Table 1 Generator network architecture

3.2 discriminator

By training the generator it is possible to fill in the corresponding pixels of the missing region with small reconstruction losses. Using the generator alone does not ensure that the filled area remains visually consistent. The generated image missing region is very blurred in pixels, and only the general shape of the missing region can be captured. In order to obtain a more vivid effect, a global discriminator, a local discriminator and a multi-scale discriminator are added as binary classifiers to distinguish true and false images, so as to distinguish whether the images are real or repaired. The discriminators help the network to improve the quality of the repair result, and a trained discriminator is not fooled by unrealistic images. These discriminators compress the image into corresponding small feature vectors based on a convolutional neural network. The prediction corresponds to a probability value that the image is authentic.

First, a local discriminator

Determining whether the composite content of the missing region is authentic can help the network generate information of the missing content, which encourages the generated objects to be semantically effective. Its limitations are also apparent due to the locality of the local arbiter. The local discriminator loss can neither normalize the global structure of a face nor ensure the consistency of the inner and outer edges of the missing region. Therefore, the inconsistency of the pixel values of the repair picture along the repair area boundary is significant.

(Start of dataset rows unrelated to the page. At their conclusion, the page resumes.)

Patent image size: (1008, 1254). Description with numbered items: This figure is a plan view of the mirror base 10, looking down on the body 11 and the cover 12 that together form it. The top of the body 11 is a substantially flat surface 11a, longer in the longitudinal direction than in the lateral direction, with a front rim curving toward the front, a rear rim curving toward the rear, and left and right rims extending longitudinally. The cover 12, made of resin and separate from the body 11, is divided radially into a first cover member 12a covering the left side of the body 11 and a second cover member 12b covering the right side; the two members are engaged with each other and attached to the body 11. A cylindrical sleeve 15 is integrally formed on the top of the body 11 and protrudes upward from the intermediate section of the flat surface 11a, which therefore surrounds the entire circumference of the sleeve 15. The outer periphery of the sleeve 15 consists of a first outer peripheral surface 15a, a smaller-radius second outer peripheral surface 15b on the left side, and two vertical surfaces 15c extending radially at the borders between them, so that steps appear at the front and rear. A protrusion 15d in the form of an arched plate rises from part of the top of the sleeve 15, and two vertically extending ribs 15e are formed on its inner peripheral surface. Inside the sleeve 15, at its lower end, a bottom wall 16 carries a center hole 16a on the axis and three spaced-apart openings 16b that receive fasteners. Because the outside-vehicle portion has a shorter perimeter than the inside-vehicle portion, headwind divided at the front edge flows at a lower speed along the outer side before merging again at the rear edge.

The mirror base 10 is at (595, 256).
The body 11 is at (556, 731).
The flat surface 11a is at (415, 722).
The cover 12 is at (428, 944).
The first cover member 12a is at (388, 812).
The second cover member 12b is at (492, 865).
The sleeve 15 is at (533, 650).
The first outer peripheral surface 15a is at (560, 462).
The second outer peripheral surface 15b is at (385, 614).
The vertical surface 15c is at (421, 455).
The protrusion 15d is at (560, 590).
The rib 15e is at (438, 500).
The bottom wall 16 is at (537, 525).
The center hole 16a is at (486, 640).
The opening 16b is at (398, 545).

Due to the limitation of local discriminators, another network structure named global discriminator is introduced

To determine the accuracy of the image as a whole. The basic idea is that the content of the generated image restoration area is not only realistic, but also consistent with the context. The network with the global discriminator greatly relieves the problem of inconsistency, further improves the effect of generating the repair picture and ensures that the repair picture is more real.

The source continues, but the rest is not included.